I explained things more thoroughly in an 11.14 post: “The truth is that Keaton’s Kroc is not a shithead, but just a hungry, wily go-getter who believes in the organizational basics that made McDonald’s a hit during its early California years (1940 to ’54) and who has the drive and the smarts to build it into a major money-maker.

“Kroc may not be the most ardently ‘likable’ protagonist I’ve ever hung with, but he isn’t exactly ‘unlikable’ either. Your heart is basically with him, and I was surprised to feel this way after having nursed vaguely unpleasant thoughts about the guy (scrappy Republican, Nixon and Reagan supporter) my entire life.

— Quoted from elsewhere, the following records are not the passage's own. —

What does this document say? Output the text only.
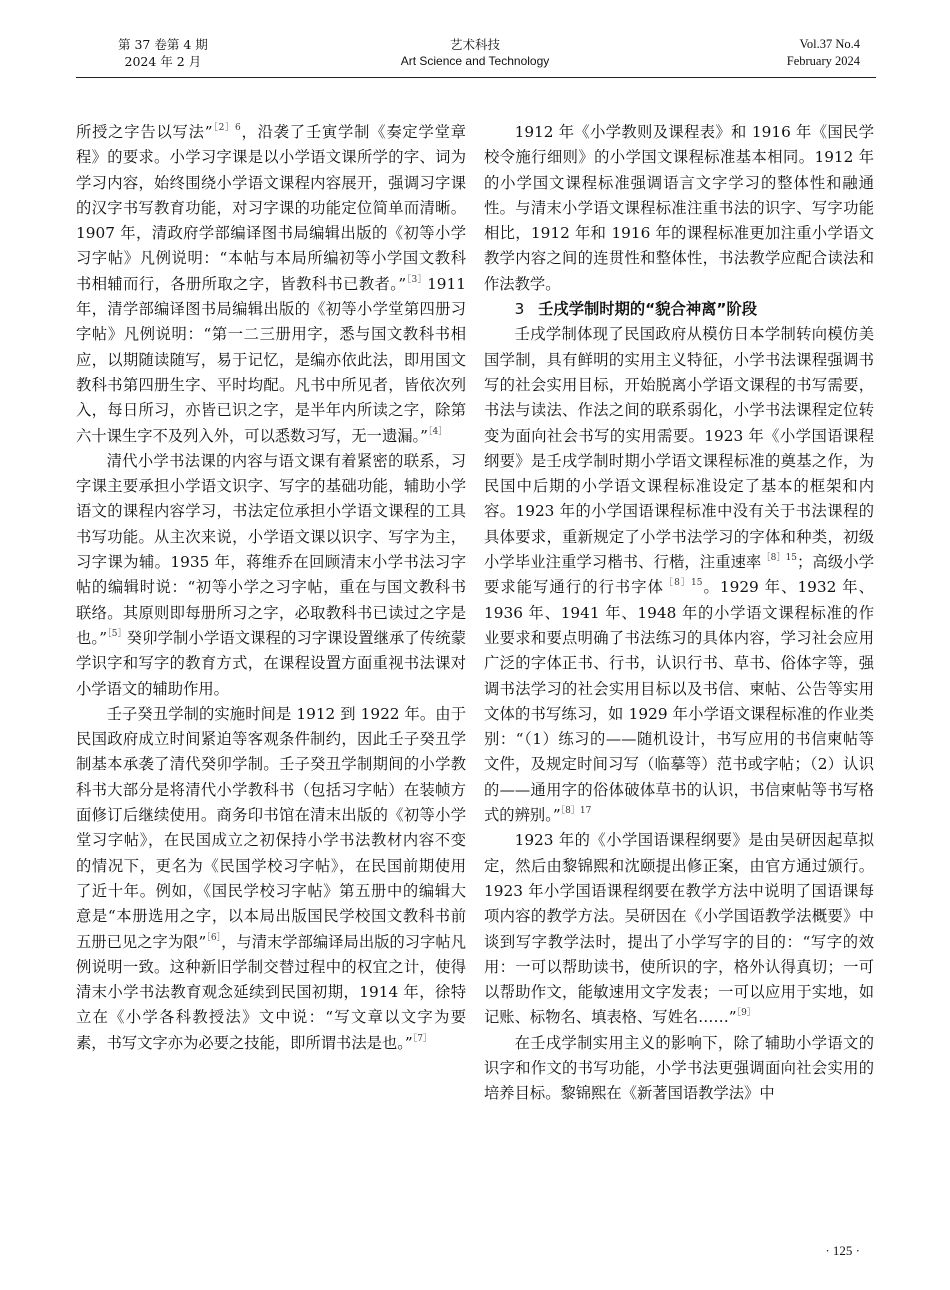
第 37 卷第 4 期
2024 年 2 月
艺术科技
Art Science and Technology
Vol.37 No.4
February 2024

所授之字告以写法”$^{[2]6}$，沿袭了壬寅学制《奏定学堂章程》的要求。小学习字课是以小学语文课所学的字、词为学习内容，始终围绕小学语文课程内容展开，强调习字课的汉字书写教育功能，对习字课的功能定位简单而清晰。1907 年，清政府学部编译图书局编辑出版的《初等小学习字帖》凡例说明：“本帖与本局所编初等小学国文教科书相辅而行，各册所取之字，皆教科书已教者。”$^{[3]}$1911 年，清学部编译图书局编辑出版的《初等小学堂第四册习字帖》凡例说明：“第一二三册用字，悉与国文教科书相应，以期随读随写，易于记忆，是编亦依此法，即用国文教科书第四册生字、平时均配。凡书中所见者，皆依次列入，每日所习，亦皆已识之字，是半年内所读之字，除第六十课生字不及列入外，可以悉数习写，无一遗漏。”$^{[4]}$

清代小学书法课的内容与语文课有着紧密的联系，习字课主要承担小学语文识字、写字的基础功能，辅助小学语文的课程内容学习，书法定位承担小学语文课程的工具书写功能。从主次来说，小学语文课以识字、写字为主，习字课为辅。1935 年，蒋维乔在回顾清末小学书法习字帖的编辑时说：“初等小学之习字帖，重在与国文教科书联络。其原则即每册所习之字，必取教科书已读过之字是也。”$^{[5]}$癸卯学制小学语文课程的习字课设置继承了传统蒙学识字和写字的教育方式，在课程设置方面重视书法课对小学语文的辅助作用。

壬子癸丑学制的实施时间是 1912 到 1922 年。由于民国政府成立时间紧迫等客观条件制约，因此壬子癸丑学制基本承袭了清代癸卯学制。壬子癸丑学制期间的小学教科书大部分是将清代小学教科书（包括习字帖）在装帧方面修订后继续使用。商务印书馆在清末出版的《初等小学堂习字帖》，在民国成立之初保持小学书法教材内容不变的情况下，更名为《民国学校习字帖》，在民国前期使用了近十年。例如，《国民学校习字帖》第五册中的编辑大意是“本册选用之字，以本局出版国民学校国文教科书前五册已见之字为限”$^{[6]}$，与清末学部编译局出版的习字帖凡例说明一致。这种新旧学制交替过程中的权宜之计，使得清末小学书法教育观念延续到民国初期，1914 年，徐特立在《小学各科教授法》文中说：“写文章以文字为要素，书写文字亦为必要之技能，即所谓书法是也。”$^{[7]}$

1912 年《小学教则及课程表》和 1916 年《国民学校令施行细则》的小学国文课程标准基本相同。1912 年的小学国文课程标准强调语言文字学习的整体性和融通性。与清末小学语文课程标准注重书法的识字、写字功能相比，1912 年和 1916 年的课程标准更加注重小学语文教学内容之间的连贯性和整体性，书法教学应配合读法和作法教学。

3 壬戌学制时期的“貌合神离”阶段

壬戌学制体现了民国政府从模仿日本学制转向模仿美国学制，具有鲜明的实用主义特征，小学书法课程强调书写的社会实用目标，开始脱离小学语文课程的书写需要，书法与读法、作法之间的联系弱化，小学书法课程定位转变为面向社会书写的实用需要。1923 年《小学国语课程纲要》是壬戌学制时期小学语文课程标准的奠基之作，为民国中后期的小学语文课程标准设定了基本的框架和内容。1923 年的小学国语课程标准中没有关于书法课程的具体要求，重新规定了小学书法学习的字体和种类，初级小学毕业注重学习楷书、行楷，注重速率$^{[8]15}$；高级小学要求能写通行的行书字体$^{[8]15}$。1929 年、1932 年、1936 年、1941 年、1948 年的小学语文课程标准的作业要求和要点明确了书法练习的具体内容，学习社会应用广泛的字体正书、行书，认识行书、草书、俗体字等，强调书法学习的社会实用目标以及书信、柬帖、公告等实用文体的书写练习，如 1929 年小学语文课程标准的作业类别：“（1）练习的——随机设计，书写应用的书信柬帖等文件，及规定时间习写（临摹等）范书或字帖；（2）认识的——通用字的俗体破体草书的认识，书信柬帖等书写格式的辨别。”$^{[8]17}$

1923 年的《小学国语课程纲要》是由吴研因起草拟定，然后由黎锦熙和沈颐提出修正案，由官方通过颁行。1923 年小学国语课程纲要在教学方法中说明了国语课每项内容的教学方法。吴研因在《小学国语教学法概要》中谈到写字教学法时，提出了小学写字的目的：“写字的效用：一可以帮助读书，使所识的字，格外认得真切；一可以帮助作文，能敏速用文字发表；一可以应用于实地，如记账、标物名、填表格、写姓名……”$^{[9]}$

在壬戌学制实用主义的影响下，除了辅助小学语文的识字和作文的书写功能，小学书法更强调面向社会实用的培养目标。黎锦熙在《新著国语教学法》中

· 125 ·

“And Keaton turns the key in just the right way. He doesn’t try to win you over but he doesn’t play Ray as a bad guy either — he plays it somewhere in between, and it’s that ‘in between’ thing that makes The Founder feel quietly fascinating. It allows you to root for a not-so-nice-but-at-the-same-time-not-so-bad guy without feeling too conflicted.

“You know who is unlikable? Nick Offerman’s Dick McDonald — a guy who’s always complaining, always frowning or bitching about something, always a stopper. The bottom line is that Dick doesn’t get it and neither does Mac, but Ray does. And to my great surprise I found myself taking Ray’s side and even chucking when he tells Dick to go fuck himself in Act Three.

“Yes, Ray is a bit of a prick but not a monster. Being a small businessman myself I understand where he’s coming from, and while he’s a little shifty here and there I can’t condemn him all that strongly.

The Founder is smart, absorbing, realistic and mild-mannered. Nobody goes nuts or screams or slugs anyone. No car crashes, no fucking, no fart jokes, no temper tantrums, no squealing tires, no belly laughs, no heavyosity. It’s just a straight-dealing, no b.s. real-life saga about an American success story. Dogged, bare bones, focused — a film that lays its cards on the table and doesn’t fool around.”